ÇOKÇA DERVİŞ, MUTLAKA ŞAİR…

Van'da sinema dersleri veren, İstanbul'da sık sık arzı endam eden, Ankara'yı es geçmeyen Sadık Battal, bir yönüyle tutkaldır da dostları arasında… Van, İzmir'e İzmir Ankara'ya, Ankara İstanbul'a Battal köprüsüyle bağlıdır. Evlilik niyetiyle İstanbul'da yerleşik hayata geçmeye teşebbüs eden Sadık Battal, Cihangir'in ucuz evlerinde kaim, öğrenci evi çıkışlı bizim çulsuz entelijansiyanın başını döndürecek bir iş yapar giderayak. Mütemadiyen çulsuzluğuna aldırmadan Heybeliada'dan bir ev kiralar hem de müstakil. İşte bu ev, hem de Sadık Battal tarafından kiralanabilen bu ev, Beyaz Türklerin gelecekle ilgili bir gramlık umutları var idiyse, onları da yerle yeksan eder.

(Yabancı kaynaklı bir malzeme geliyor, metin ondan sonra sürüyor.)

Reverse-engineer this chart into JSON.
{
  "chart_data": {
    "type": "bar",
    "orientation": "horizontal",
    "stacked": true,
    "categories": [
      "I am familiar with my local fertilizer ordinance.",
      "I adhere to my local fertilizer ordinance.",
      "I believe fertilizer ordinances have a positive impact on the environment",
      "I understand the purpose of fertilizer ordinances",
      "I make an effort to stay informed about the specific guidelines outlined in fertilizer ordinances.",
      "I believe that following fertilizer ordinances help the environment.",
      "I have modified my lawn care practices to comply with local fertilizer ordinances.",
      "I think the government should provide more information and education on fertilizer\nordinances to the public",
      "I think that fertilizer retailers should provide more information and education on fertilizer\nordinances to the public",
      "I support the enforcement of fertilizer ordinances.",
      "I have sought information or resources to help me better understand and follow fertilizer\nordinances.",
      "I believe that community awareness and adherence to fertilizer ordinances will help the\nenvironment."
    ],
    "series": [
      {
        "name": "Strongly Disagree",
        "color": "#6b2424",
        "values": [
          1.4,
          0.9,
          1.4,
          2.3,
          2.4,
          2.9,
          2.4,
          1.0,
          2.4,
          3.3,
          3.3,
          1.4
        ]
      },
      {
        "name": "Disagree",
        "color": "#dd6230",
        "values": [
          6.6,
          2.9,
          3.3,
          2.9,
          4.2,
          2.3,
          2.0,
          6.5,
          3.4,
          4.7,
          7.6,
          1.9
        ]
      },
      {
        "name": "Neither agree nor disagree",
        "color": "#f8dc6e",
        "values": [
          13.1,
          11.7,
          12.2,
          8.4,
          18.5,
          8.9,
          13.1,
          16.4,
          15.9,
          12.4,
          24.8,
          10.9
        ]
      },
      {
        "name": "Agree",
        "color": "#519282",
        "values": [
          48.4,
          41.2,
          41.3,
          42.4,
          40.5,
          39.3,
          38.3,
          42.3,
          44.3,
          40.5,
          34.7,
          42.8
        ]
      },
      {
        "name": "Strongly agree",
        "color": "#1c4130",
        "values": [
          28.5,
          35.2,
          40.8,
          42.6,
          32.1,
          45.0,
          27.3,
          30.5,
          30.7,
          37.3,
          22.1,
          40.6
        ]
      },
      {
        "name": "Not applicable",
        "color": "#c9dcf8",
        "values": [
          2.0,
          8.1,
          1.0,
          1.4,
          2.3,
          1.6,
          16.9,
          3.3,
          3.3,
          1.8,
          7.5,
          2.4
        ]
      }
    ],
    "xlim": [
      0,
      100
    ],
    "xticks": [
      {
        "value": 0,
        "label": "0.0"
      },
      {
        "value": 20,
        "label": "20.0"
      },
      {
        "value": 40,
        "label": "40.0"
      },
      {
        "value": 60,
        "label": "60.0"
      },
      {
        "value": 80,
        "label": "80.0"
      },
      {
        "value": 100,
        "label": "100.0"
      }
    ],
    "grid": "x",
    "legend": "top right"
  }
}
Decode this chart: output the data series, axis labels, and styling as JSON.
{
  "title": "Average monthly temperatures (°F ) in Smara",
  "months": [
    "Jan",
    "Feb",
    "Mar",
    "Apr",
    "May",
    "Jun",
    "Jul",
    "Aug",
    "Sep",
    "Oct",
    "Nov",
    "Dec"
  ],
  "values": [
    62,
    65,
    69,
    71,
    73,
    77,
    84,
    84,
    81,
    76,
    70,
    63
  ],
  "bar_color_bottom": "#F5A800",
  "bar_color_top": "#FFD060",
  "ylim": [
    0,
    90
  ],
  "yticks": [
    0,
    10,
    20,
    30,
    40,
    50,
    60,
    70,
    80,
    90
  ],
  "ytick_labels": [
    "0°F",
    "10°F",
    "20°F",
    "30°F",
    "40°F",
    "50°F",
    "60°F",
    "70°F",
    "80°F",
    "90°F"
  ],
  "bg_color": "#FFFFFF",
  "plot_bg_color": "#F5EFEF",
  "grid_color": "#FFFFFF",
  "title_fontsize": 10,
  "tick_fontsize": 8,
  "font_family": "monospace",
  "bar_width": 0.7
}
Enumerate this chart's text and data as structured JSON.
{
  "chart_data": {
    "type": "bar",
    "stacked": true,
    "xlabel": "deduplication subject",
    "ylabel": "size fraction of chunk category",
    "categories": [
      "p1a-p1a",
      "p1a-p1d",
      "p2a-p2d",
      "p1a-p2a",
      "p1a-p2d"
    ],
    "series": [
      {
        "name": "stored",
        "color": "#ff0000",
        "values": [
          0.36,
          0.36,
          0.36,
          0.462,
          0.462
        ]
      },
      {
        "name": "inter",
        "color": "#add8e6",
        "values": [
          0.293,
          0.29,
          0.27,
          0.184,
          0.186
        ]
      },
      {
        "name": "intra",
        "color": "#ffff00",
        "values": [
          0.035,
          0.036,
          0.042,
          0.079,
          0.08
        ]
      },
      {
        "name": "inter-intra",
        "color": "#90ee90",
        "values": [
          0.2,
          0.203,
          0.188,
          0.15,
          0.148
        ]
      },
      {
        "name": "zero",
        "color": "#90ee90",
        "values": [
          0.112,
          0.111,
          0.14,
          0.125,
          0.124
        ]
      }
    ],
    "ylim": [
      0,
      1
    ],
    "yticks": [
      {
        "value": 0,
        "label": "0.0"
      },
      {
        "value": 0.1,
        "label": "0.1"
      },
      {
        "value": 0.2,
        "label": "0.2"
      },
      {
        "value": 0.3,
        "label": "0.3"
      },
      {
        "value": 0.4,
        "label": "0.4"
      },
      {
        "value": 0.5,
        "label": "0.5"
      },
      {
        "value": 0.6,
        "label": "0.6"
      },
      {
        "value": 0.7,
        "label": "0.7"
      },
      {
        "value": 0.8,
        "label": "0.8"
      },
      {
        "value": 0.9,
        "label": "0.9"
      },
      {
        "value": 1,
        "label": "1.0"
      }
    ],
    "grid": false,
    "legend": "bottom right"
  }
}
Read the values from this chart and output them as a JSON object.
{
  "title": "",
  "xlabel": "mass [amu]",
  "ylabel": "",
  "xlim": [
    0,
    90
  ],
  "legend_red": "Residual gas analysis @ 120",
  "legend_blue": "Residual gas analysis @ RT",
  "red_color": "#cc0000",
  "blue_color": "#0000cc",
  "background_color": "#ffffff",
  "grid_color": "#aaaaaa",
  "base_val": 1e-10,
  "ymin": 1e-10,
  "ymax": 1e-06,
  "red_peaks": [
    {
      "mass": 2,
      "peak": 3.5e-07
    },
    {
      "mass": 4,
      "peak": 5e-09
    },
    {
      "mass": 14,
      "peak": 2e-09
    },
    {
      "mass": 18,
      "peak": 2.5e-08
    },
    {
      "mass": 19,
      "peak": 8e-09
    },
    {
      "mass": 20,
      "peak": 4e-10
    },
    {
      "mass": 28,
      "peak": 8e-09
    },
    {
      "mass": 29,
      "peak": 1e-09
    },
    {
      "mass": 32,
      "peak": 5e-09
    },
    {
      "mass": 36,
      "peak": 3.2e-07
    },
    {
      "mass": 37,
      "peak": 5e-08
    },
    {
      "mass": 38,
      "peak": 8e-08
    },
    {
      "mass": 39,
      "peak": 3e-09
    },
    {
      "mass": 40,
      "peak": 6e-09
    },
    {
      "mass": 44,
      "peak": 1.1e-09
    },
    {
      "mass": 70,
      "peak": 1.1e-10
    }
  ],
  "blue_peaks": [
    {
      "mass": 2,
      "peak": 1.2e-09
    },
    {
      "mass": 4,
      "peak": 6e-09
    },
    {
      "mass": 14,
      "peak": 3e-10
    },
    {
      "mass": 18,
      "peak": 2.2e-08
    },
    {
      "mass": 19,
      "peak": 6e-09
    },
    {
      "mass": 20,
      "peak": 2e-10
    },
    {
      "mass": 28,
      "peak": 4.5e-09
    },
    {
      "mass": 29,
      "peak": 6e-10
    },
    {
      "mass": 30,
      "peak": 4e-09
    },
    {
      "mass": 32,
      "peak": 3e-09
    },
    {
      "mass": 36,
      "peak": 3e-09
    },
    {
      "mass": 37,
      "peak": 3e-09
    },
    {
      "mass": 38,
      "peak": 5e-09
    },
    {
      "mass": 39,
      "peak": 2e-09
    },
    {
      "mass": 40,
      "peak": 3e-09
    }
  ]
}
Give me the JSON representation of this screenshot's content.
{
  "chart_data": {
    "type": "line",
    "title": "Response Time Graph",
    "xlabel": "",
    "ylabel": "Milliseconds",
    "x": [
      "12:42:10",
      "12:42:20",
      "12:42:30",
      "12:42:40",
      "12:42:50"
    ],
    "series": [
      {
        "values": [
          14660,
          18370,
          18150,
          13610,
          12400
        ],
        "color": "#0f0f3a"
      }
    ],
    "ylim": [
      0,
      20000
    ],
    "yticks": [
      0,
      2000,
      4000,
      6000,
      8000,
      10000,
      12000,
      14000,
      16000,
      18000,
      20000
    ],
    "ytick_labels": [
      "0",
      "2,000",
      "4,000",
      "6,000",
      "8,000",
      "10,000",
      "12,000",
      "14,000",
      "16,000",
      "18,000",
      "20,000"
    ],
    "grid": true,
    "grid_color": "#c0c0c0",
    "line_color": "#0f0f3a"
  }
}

Bitirirken bir kez daha yinelemek gerekir. Sadık Battal, mutlaka şairdir, kesinlikle sinemacıdır, herkes bilir ki akademisyendir, hayatı en az roman kahramanları kadar renklidir, şüphesiz cesurdur, bazen filozof, çokça derviş, elbette yazar, daima savaşçı, iyi bir sevgilidir. Uzatmaya ne gerek var ki dostum, aslında o bunların hepsidir. 'İki cihanda mutluluk' denilen şey de Sadık Battal ve sevgili eşi Zeynep Çiftçi için tüm gönül dostlarının yüreğindeki temennidir.